La questione era esplosa con un velenoso articolo della rivista americana «Hollywood Reporter» che accusava il Festival di Venezia di essere «sordo» verso #MeToo e Time’sUp. Negli stati Uniti è ripresa l’accusa, quasi fino all’accanimento,  contro l’ottantaquattrenne regista accusato di violenza su una minorenne, Samantha Geimer, nel1977. Polanski è  ora dichiarata persona non grata a Hollywood con l’espulsione dall’Academy.
Un  caso giudiziario che la stessa vittima ha però detto più volte di considerare chiuso, eppure è stata presa a pretesto per parlare a VeneziA di altro – non SOLO DI Polanski ma del gender a Venezia, come se la presenza di Polanski fosse il segno di un mancato rispetto delle donne.

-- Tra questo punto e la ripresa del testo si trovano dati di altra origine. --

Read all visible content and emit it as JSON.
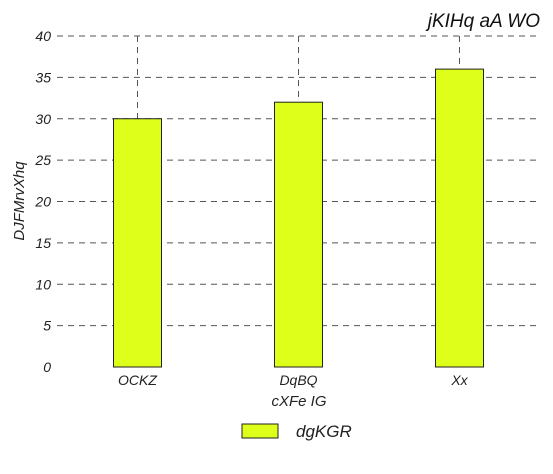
{
  "chart_data": {
    "type": "bar",
    "title": "jKIHq  aA WO",
    "xlabel": "cXFe IG",
    "ylabel": "DJFMrvXhq",
    "categories": [
      "OCKZ",
      "DqBQ",
      "Xx"
    ],
    "series": [
      {
        "name": "dgKGR",
        "values": [
          30,
          32,
          36
        ],
        "color": "#ddff1a"
      }
    ],
    "ylim": [
      0,
      40
    ],
    "yticks": [
      0,
      5,
      10,
      15,
      20,
      25,
      30,
      35,
      40
    ],
    "grid": true,
    "grid_style": "dashed",
    "legend_position": "bottom-center"
  }
}
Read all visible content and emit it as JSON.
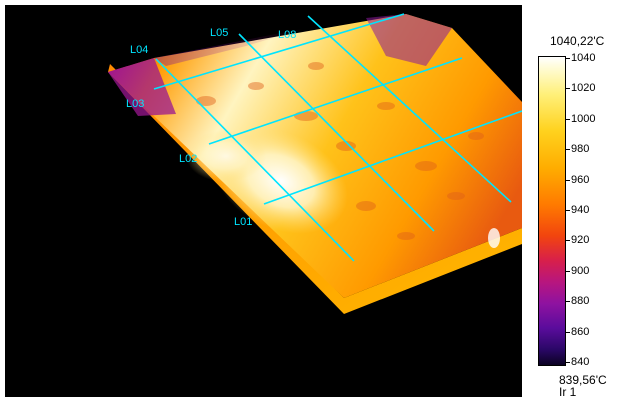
{
  "thermal_image": {
    "line_labels": [
      "L01",
      "L02",
      "L03",
      "L04",
      "L05",
      "L08"
    ],
    "line_color": "#00e5ff"
  },
  "scale": {
    "max_label": "1040,22'C",
    "min_label": "839,56'C",
    "image_name": "Ir 1",
    "ticks": [
      "1040",
      "1020",
      "1000",
      "980",
      "960",
      "940",
      "920",
      "900",
      "880",
      "860",
      "840"
    ]
  }
}
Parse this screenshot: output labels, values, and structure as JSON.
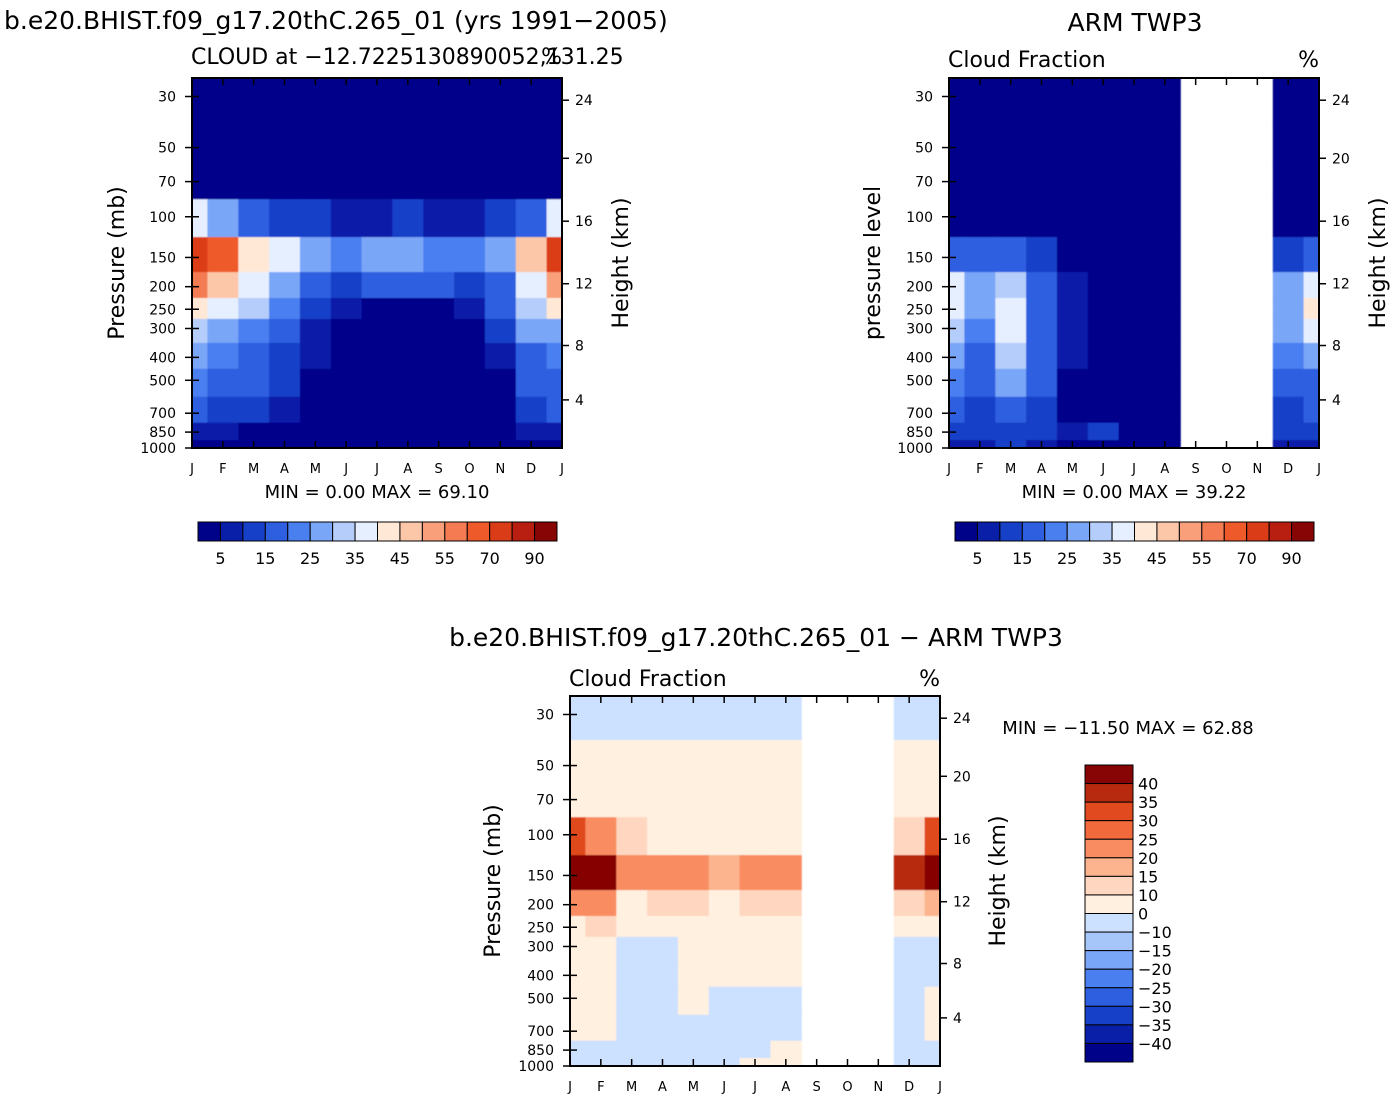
{
  "figure_title": "b.e20.BHIST.f09_g17.20thC.265_01 (yrs 1991−2005)",
  "ticks": {
    "months": [
      "J",
      "F",
      "M",
      "A",
      "M",
      "J",
      "J",
      "A",
      "S",
      "O",
      "N",
      "D",
      "J"
    ],
    "pressure": [
      30,
      50,
      70,
      100,
      150,
      200,
      250,
      300,
      400,
      500,
      700,
      850,
      1000
    ],
    "height_km": [
      4,
      8,
      12,
      16,
      20,
      24
    ]
  },
  "colors": {
    "abs_scale": [
      "#00038a",
      "#0a1fa8",
      "#1740c8",
      "#2d5fe0",
      "#4a7ff0",
      "#7aa6f7",
      "#b4cdfa",
      "#e6efff",
      "#ffe8d6",
      "#fcc7a8",
      "#f9a07a",
      "#f47b52",
      "#ee5a2a",
      "#db3c18",
      "#b81f10",
      "#870505"
    ],
    "diff_scale": [
      "#00038a",
      "#0a1fa8",
      "#1740c8",
      "#2d5fe0",
      "#4a7ff0",
      "#7aa6f7",
      "#a6c6fa",
      "#cce0ff",
      "#fff0e0",
      "#ffd6bf",
      "#fbb48e",
      "#f98c60",
      "#f26a3c",
      "#e04a1e",
      "#b82a10",
      "#870505"
    ]
  },
  "chart_data": [
    {
      "id": "model",
      "type": "heatmap",
      "title": "CLOUD at −12.7225130890052,131.25",
      "units": "%",
      "xlabel": "",
      "ylabel": "Pressure (mb)",
      "y2label": "Height (km)",
      "stats_label": "MIN = 0.00 MAX = 69.10",
      "min": 0.0,
      "max": 69.1,
      "colorbar_levels": [
        5,
        15,
        25,
        35,
        45,
        55,
        70,
        90
      ],
      "x": [
        "J",
        "F",
        "M",
        "A",
        "M",
        "J",
        "J",
        "A",
        "S",
        "O",
        "N",
        "D",
        "J"
      ],
      "levels_mb": [
        30,
        50,
        70,
        100,
        150,
        200,
        250,
        300,
        400,
        500,
        700,
        850,
        1000
      ],
      "values": [
        [
          0,
          0,
          0,
          0,
          0,
          0,
          0,
          0,
          0,
          0,
          0,
          0,
          0
        ],
        [
          0,
          0,
          0,
          0,
          0,
          0,
          0,
          0,
          0,
          0,
          0,
          0,
          0
        ],
        [
          0,
          0,
          0,
          0,
          0,
          0,
          0,
          0,
          0,
          0,
          0,
          0,
          0
        ],
        [
          32,
          22,
          12,
          7,
          5,
          3,
          4,
          5,
          4,
          4,
          5,
          14,
          32
        ],
        [
          66,
          55,
          38,
          30,
          22,
          16,
          20,
          22,
          18,
          16,
          20,
          42,
          62
        ],
        [
          50,
          44,
          34,
          24,
          14,
          8,
          10,
          12,
          10,
          9,
          14,
          30,
          48
        ],
        [
          38,
          34,
          26,
          16,
          8,
          3,
          2,
          2,
          2,
          3,
          10,
          26,
          36
        ],
        [
          26,
          24,
          18,
          10,
          4,
          1,
          0,
          0,
          0,
          1,
          6,
          20,
          24
        ],
        [
          20,
          18,
          14,
          8,
          3,
          1,
          0,
          0,
          0,
          0,
          4,
          14,
          18
        ],
        [
          16,
          14,
          10,
          6,
          2,
          0,
          0,
          0,
          0,
          0,
          2,
          10,
          14
        ],
        [
          10,
          8,
          6,
          4,
          1,
          0,
          0,
          0,
          0,
          1,
          2,
          6,
          10
        ],
        [
          4,
          3,
          2,
          2,
          1,
          1,
          2,
          2,
          1,
          1,
          1,
          3,
          4
        ],
        [
          2,
          2,
          2,
          1,
          1,
          1,
          1,
          1,
          1,
          1,
          1,
          2,
          2
        ]
      ]
    },
    {
      "id": "obs",
      "type": "heatmap",
      "figure_title": "ARM TWP3",
      "title": "Cloud Fraction",
      "units": "%",
      "ylabel": "pressure level",
      "y2label": "Height (km)",
      "stats_label": "MIN = 0.00 MAX = 39.22",
      "min": 0.0,
      "max": 39.22,
      "colorbar_levels": [
        5,
        15,
        25,
        35,
        45,
        55,
        70,
        90
      ],
      "missing_months": [
        "S",
        "O",
        "N"
      ],
      "x": [
        "J",
        "F",
        "M",
        "A",
        "M",
        "J",
        "J",
        "A",
        "S",
        "O",
        "N",
        "D",
        "J"
      ],
      "levels_mb": [
        30,
        50,
        70,
        100,
        150,
        200,
        250,
        300,
        400,
        500,
        700,
        850,
        1000
      ],
      "values": [
        [
          0,
          0,
          0,
          0,
          0,
          0,
          0,
          0,
          null,
          null,
          null,
          0,
          0
        ],
        [
          0,
          0,
          0,
          0,
          0,
          0,
          0,
          0,
          null,
          null,
          null,
          0,
          0
        ],
        [
          0,
          0,
          0,
          0,
          0,
          0,
          0,
          0,
          null,
          null,
          null,
          0,
          0
        ],
        [
          0,
          0,
          1,
          0,
          0,
          0,
          0,
          0,
          null,
          null,
          null,
          0,
          0
        ],
        [
          12,
          10,
          14,
          6,
          2,
          0,
          0,
          0,
          null,
          null,
          null,
          6,
          14
        ],
        [
          30,
          22,
          26,
          12,
          4,
          0,
          0,
          0,
          null,
          null,
          null,
          20,
          32
        ],
        [
          32,
          22,
          34,
          14,
          4,
          0,
          0,
          0,
          null,
          null,
          null,
          24,
          36
        ],
        [
          26,
          18,
          30,
          14,
          4,
          0,
          0,
          0,
          null,
          null,
          null,
          22,
          30
        ],
        [
          20,
          14,
          26,
          12,
          3,
          0,
          0,
          0,
          null,
          null,
          null,
          16,
          20
        ],
        [
          16,
          12,
          22,
          10,
          2,
          0,
          0,
          0,
          null,
          null,
          null,
          12,
          14
        ],
        [
          10,
          8,
          12,
          6,
          2,
          2,
          0,
          0,
          null,
          null,
          null,
          8,
          10
        ],
        [
          6,
          6,
          8,
          6,
          4,
          5,
          1,
          0,
          null,
          null,
          null,
          5,
          6
        ],
        [
          4,
          4,
          5,
          3,
          2,
          2,
          1,
          1,
          null,
          null,
          null,
          3,
          4
        ]
      ]
    },
    {
      "id": "diff",
      "type": "heatmap",
      "figure_title": "b.e20.BHIST.f09_g17.20thC.265_01 − ARM TWP3",
      "title": "Cloud Fraction",
      "units": "%",
      "ylabel": "Pressure (mb)",
      "y2label": "Height (km)",
      "stats_label": "MIN = −11.50 MAX = 62.88",
      "min": -11.5,
      "max": 62.88,
      "colorbar_levels": [
        40,
        35,
        30,
        25,
        20,
        15,
        10,
        0,
        -10,
        -15,
        -20,
        -25,
        -30,
        -35,
        -40
      ],
      "missing_months": [
        "S",
        "O",
        "N"
      ],
      "x": [
        "J",
        "F",
        "M",
        "A",
        "M",
        "J",
        "J",
        "A",
        "S",
        "O",
        "N",
        "D",
        "J"
      ],
      "levels_mb": [
        30,
        50,
        70,
        100,
        150,
        200,
        250,
        300,
        400,
        500,
        700,
        850,
        1000
      ],
      "values": [
        [
          -2,
          -2,
          -2,
          -2,
          -2,
          -2,
          -2,
          -2,
          null,
          null,
          null,
          -2,
          -2
        ],
        [
          2,
          2,
          2,
          2,
          2,
          2,
          2,
          2,
          null,
          null,
          null,
          2,
          2
        ],
        [
          3,
          3,
          3,
          3,
          3,
          3,
          3,
          3,
          null,
          null,
          null,
          3,
          3
        ],
        [
          32,
          22,
          12,
          7,
          5,
          3,
          4,
          5,
          null,
          null,
          null,
          14,
          32
        ],
        [
          54,
          45,
          24,
          24,
          20,
          16,
          20,
          22,
          null,
          null,
          null,
          36,
          48
        ],
        [
          20,
          22,
          8,
          12,
          10,
          8,
          10,
          12,
          null,
          null,
          null,
          10,
          16
        ],
        [
          6,
          12,
          4,
          2,
          4,
          3,
          2,
          2,
          null,
          null,
          null,
          2,
          0
        ],
        [
          0,
          6,
          -2,
          -4,
          0,
          1,
          0,
          0,
          null,
          null,
          null,
          -2,
          -6
        ],
        [
          0,
          4,
          -5,
          -4,
          0,
          1,
          0,
          0,
          null,
          null,
          null,
          -2,
          -2
        ],
        [
          4,
          2,
          -2,
          -4,
          0,
          -1,
          -3,
          -3,
          null,
          null,
          null,
          -2,
          0
        ],
        [
          0,
          0,
          -6,
          -2,
          -1,
          -2,
          -3,
          -3,
          null,
          null,
          null,
          -2,
          0
        ],
        [
          -2,
          -3,
          -6,
          -4,
          -3,
          -4,
          -1,
          2,
          null,
          null,
          null,
          -2,
          -2
        ],
        [
          -2,
          -2,
          -3,
          -2,
          -1,
          -1,
          0,
          0,
          null,
          null,
          null,
          -1,
          -2
        ]
      ]
    }
  ]
}
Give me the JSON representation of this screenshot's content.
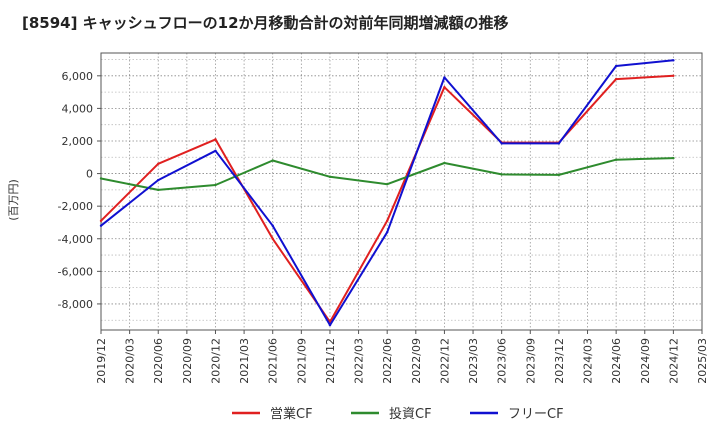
{
  "chart_data": {
    "type": "line",
    "title": "[8594]  キャッシュフローの12か月移動合計の対前年同期増減額の推移",
    "ylabel": "(百万円)",
    "xlabel": "",
    "ylim": [
      -9600,
      7400
    ],
    "yticks": [
      6000,
      4000,
      2000,
      0,
      -2000,
      -4000,
      -6000,
      -8000
    ],
    "ytick_labels": [
      "6,000",
      "4,000",
      "2,000",
      "0",
      "-2,000",
      "-4,000",
      "-6,000",
      "-8,000"
    ],
    "x": [
      "2019/12",
      "2020/03",
      "2020/06",
      "2020/09",
      "2020/12",
      "2021/03",
      "2021/06",
      "2021/09",
      "2021/12",
      "2022/03",
      "2022/06",
      "2022/09",
      "2022/12",
      "2023/03",
      "2023/06",
      "2023/09",
      "2023/12",
      "2024/03",
      "2024/06",
      "2024/09",
      "2024/12",
      "2025/03"
    ],
    "grid": true,
    "legend_position": "bottom",
    "series": [
      {
        "name": "営業CF",
        "color": "#e02020",
        "values": [
          -2900,
          null,
          600,
          null,
          2100,
          null,
          -4000,
          null,
          -9100,
          null,
          -2900,
          null,
          5300,
          null,
          1900,
          null,
          1900,
          null,
          5800,
          null,
          6000,
          null
        ]
      },
      {
        "name": "投資CF",
        "color": "#2e8b2e",
        "values": [
          -300,
          null,
          -1000,
          null,
          -700,
          null,
          800,
          null,
          -200,
          null,
          -650,
          null,
          650,
          null,
          -50,
          null,
          -80,
          null,
          850,
          null,
          950,
          null
        ]
      },
      {
        "name": "フリーCF",
        "color": "#1010d0",
        "values": [
          -3200,
          null,
          -400,
          null,
          1400,
          null,
          -3200,
          null,
          -9300,
          null,
          -3600,
          null,
          5900,
          null,
          1850,
          null,
          1850,
          null,
          6600,
          null,
          6950,
          null
        ]
      }
    ]
  }
}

Lucrecia Martell, la regista presidente della regia ha detto una cosa che ci porterà poi al romanzo di Tarabbia: “Io non separo l’uomo dall’artista e credo che la sua presenza potrebbe causare un disagio anche se ho letto che la vittima si ritiene ormai soddisfatta, ed io non sono nessuno per sovrappormi alla sua volontà”.
 Mentre Barbera ha risposto che “un grande regista resta un grande regista (o artista ) quando è l’opera parlare per lui”.
Credo che Polanski  come uomo risponderà storicamente alla giustizia o alla società e alla storia ormai , ma resta un uomo capce di creare un ‘opera di valore e l’opera – proprio per quei processi mai chiari per cui ci si arriva da secoli – quasi non appartiene a lui pur appartenendogli.

Naturalmente non tutti fanno questo, tra gli artisti, ma questa è una delle opzioni che dobbiamo considerare- la autonomia dell’opera dall’artista-uomo  – proprio per conservare l’idea di una libertà e imprevedibilità del senso, delle coagulazioni semantiche, attraverso processi psichici che si riflettono poi nelle scelte di linguaggio facce dell’artista, che ovviamente trova il suo modo per riversare anche la sua biografia e il suo bios, la sua interiorità e le sue interiora, nell’opera, ma non necessariamente e non necessariamente in modo diretto e non tutto sotto suo controllo.

. Altrimenti posizione come quella della Martell si vanno ad accostare paradossalmente a posizione ideologiche che già hanno segnato il secolo – l’appartenenza ideologica degli artisti che ne ha segnato anche il destino biografico, fino alla morte.
La domanda però è anche più profonda – e ci avviciniamo a Gesualdo e al romanzo di Tarabbia - è questa: può un uomo colpevole di un reato anche brutale (la vicenda di Polanski ha sempre tuttavia ombre (quel per cui è stato condannato è di atto sessuale non lecito, non di violenza) essere un grande artista? Come ha detto il direttore della Mostra, Barbera “La storia dell’arte è piena di artisti che hanno commesso dei crimini. Lui resta uno degli ultimi grandi maestri del cinema”. Consentitemi una digressione che non riguarda solo la colpa, ma riguarda la confessione e l’io, nell’arte.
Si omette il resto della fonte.